Eremiadinae, one of three subfamilies of Lacertidae, are distributed throughout Asia and Africa. Previous phylogenetic studies suggested that one of the main groups of Eremiadinae (the Ethiopian clade) consist of two clades with predominately East-African and South-African distribution. Yet, especially the latter one, which includes the genera Pedioplanis, Meroles, Ichnotropis, Tropidosaura and Australolacerta, was not well supported in the molecular phylogenetic analysis. In this study, we analysed the phylogenetic relationships among the genera of the ‘South African clade’ to assess whether this group actually forms a highly supported clade and to address questions concerning the monophyly of the genera. We sequenced sections of the widely used mitochondrial genes coding for 16S rRNA, 12S rRNA and cytochrome b (altogether 2045 bp) as well as the nuclear genes c-mos, RAG-1, PRLR, KIF24, EXPH5 and RAG-2 (altogether 4473 bp). The combined data set increased the support values for several nodes considerably. Yet, the relationships among five major lineages within the ‘South African clade’ are not clearly resolved even with this large data set. We interpret this as a ‘hard polytomy’ due to fast radiation within the South African lacertids.
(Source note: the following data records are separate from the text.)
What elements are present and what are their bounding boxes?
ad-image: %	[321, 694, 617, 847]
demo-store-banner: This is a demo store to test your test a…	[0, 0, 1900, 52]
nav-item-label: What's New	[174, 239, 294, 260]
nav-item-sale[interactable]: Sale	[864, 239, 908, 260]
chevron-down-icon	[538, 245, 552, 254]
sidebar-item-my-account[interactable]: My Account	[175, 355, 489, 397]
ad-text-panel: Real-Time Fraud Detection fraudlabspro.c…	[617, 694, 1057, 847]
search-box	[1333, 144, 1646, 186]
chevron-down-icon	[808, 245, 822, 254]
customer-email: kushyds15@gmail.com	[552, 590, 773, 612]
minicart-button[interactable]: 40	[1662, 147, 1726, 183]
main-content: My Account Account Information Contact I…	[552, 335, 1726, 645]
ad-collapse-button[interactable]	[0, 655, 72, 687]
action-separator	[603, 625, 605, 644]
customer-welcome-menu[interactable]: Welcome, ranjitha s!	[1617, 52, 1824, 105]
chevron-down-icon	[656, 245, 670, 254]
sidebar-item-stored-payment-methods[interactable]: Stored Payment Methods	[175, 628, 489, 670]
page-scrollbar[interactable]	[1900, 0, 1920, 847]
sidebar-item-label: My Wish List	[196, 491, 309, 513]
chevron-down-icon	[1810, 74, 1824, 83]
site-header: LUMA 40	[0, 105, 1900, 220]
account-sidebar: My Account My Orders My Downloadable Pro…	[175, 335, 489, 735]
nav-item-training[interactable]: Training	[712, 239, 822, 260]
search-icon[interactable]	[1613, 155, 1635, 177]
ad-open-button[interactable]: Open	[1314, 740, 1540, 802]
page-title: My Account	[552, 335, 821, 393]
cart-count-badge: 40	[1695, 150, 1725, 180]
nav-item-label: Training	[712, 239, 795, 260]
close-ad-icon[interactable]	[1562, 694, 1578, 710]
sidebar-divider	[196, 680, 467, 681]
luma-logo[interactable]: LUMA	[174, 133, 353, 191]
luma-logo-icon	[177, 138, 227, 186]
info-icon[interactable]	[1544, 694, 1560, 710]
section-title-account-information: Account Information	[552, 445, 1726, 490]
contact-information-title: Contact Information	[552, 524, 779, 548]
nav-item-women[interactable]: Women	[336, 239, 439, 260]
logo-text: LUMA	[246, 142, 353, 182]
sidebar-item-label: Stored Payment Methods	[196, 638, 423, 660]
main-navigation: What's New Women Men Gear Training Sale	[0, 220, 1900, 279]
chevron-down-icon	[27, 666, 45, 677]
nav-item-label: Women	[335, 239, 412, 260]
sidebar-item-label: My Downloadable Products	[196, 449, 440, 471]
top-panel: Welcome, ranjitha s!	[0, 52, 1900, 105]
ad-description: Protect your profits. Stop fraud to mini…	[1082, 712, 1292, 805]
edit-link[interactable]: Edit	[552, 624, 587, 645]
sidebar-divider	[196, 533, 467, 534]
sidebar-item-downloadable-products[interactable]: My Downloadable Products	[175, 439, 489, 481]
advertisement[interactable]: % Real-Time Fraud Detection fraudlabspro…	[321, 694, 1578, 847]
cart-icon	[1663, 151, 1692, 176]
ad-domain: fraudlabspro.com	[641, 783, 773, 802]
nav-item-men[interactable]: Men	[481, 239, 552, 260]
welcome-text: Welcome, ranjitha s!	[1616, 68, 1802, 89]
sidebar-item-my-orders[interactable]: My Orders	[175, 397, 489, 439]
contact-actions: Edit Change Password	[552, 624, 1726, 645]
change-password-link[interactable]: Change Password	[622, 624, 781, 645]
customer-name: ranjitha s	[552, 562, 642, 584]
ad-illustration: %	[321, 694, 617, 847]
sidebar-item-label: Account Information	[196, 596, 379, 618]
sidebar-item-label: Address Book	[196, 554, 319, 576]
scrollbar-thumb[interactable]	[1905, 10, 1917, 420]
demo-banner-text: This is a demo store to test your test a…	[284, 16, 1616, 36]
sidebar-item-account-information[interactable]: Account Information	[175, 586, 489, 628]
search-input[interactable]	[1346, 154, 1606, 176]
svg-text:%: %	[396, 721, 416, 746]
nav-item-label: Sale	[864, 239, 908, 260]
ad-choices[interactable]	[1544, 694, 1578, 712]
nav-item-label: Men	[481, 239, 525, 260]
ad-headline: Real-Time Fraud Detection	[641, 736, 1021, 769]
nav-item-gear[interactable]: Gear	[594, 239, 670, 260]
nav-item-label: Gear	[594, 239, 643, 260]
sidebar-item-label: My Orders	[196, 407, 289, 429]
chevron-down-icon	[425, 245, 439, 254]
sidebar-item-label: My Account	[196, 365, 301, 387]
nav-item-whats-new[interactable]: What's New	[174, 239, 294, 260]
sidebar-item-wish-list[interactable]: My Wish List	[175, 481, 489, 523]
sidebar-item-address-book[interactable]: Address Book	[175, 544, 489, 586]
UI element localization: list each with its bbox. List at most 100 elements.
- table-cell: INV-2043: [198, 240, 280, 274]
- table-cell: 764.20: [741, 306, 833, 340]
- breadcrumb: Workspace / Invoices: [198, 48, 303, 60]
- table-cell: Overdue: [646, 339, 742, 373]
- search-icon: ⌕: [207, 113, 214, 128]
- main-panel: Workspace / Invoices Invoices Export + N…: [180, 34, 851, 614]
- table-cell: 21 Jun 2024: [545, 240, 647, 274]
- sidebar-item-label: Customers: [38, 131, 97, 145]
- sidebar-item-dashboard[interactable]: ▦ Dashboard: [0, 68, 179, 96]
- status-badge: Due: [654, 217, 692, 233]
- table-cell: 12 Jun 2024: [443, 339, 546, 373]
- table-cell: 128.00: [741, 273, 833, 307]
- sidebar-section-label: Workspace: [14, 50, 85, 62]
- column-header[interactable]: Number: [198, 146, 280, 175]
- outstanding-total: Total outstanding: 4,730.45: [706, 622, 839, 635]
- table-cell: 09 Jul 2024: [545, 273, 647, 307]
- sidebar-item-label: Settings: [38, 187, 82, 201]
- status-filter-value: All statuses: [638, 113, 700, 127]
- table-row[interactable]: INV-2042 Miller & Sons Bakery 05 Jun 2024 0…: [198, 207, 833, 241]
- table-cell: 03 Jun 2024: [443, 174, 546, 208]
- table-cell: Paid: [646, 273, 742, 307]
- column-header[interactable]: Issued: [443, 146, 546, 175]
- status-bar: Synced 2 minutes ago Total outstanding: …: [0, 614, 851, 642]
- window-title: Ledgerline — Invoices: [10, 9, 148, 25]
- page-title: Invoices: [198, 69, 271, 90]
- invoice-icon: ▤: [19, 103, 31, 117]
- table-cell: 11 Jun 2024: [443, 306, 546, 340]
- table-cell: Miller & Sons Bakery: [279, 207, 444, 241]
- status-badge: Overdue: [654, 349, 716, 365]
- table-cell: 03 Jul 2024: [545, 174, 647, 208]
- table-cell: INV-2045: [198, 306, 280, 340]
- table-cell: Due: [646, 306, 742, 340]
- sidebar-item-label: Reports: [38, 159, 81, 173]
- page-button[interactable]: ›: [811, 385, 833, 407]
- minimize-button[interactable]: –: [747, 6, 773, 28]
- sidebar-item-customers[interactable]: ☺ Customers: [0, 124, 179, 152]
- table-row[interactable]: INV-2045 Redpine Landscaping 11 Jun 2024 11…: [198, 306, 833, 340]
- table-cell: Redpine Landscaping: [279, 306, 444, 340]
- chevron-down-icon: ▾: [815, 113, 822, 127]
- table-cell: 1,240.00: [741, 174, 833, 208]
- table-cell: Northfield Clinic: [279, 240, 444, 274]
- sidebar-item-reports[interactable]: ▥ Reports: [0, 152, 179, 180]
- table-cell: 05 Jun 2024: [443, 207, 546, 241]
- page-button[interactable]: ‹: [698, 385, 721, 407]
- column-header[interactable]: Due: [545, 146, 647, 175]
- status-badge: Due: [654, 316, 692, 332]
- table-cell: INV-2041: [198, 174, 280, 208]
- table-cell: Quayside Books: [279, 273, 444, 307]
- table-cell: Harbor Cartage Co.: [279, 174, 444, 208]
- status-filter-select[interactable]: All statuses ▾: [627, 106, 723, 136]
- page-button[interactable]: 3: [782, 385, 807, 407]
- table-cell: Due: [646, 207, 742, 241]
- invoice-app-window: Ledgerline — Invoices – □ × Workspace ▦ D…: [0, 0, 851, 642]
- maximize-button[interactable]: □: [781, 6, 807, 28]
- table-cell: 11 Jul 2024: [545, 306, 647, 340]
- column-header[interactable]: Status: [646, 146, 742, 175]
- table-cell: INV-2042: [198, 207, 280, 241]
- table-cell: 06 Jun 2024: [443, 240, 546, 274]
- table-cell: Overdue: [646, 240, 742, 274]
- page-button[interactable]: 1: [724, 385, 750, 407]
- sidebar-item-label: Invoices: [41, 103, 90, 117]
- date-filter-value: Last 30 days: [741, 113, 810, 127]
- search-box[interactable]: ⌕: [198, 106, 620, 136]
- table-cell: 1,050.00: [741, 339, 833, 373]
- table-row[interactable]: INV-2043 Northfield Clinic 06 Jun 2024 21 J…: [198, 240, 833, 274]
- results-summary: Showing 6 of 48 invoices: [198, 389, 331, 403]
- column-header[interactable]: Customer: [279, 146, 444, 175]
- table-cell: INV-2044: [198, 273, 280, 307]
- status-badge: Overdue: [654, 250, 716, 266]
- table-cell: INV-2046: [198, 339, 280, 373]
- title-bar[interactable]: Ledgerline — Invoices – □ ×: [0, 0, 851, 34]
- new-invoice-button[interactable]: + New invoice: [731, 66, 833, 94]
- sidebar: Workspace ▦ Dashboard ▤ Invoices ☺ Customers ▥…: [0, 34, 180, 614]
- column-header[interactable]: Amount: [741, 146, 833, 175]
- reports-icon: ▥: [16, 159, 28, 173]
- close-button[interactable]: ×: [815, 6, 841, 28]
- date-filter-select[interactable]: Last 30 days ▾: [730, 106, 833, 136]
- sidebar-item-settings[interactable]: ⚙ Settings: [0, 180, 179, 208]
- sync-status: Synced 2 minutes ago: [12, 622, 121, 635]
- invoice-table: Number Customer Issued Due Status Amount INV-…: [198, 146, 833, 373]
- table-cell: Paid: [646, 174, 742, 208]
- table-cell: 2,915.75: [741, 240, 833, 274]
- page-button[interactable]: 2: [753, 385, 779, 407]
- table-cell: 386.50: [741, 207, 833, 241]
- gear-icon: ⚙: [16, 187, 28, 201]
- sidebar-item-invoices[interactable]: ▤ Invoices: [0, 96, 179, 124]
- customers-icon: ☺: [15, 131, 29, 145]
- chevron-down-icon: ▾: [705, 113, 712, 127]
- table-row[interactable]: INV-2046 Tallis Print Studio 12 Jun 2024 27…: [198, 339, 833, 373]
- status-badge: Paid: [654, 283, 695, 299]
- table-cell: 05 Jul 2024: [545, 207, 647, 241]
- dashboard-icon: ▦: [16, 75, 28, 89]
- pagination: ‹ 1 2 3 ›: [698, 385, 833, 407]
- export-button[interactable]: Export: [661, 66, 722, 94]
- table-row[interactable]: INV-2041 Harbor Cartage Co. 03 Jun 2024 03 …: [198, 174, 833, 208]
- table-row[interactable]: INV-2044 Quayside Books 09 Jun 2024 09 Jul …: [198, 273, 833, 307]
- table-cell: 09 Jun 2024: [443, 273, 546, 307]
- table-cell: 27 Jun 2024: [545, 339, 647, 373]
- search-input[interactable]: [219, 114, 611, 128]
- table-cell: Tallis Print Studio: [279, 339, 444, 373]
The combined tree based on nine marker genes provides strong support for the ‘South African Clade’ and its sister group relationship with the ‘East African Clade’. Our results confirm the genus Tropidosaura as a monophylum, while Ichnotropis is paraphyletic in our trees: Ichnotropis squamulosa appears more closely related to Meroles than to Ichnotropis capensis. Furthermore, the monophyly of Meroles is questionable as well. Based on our results, I. squamulosa should be transferred from Ichnotropis into the genus Meroles. Also, the two species of Australolacerta (A. australis and A. rupicola) are very distantly related and the genus is perhaps paraphyletic, too. Finally we propose a phylogeographical scenario in the context of palaeoclimatic data and compare it with a previously postulated hypothesis.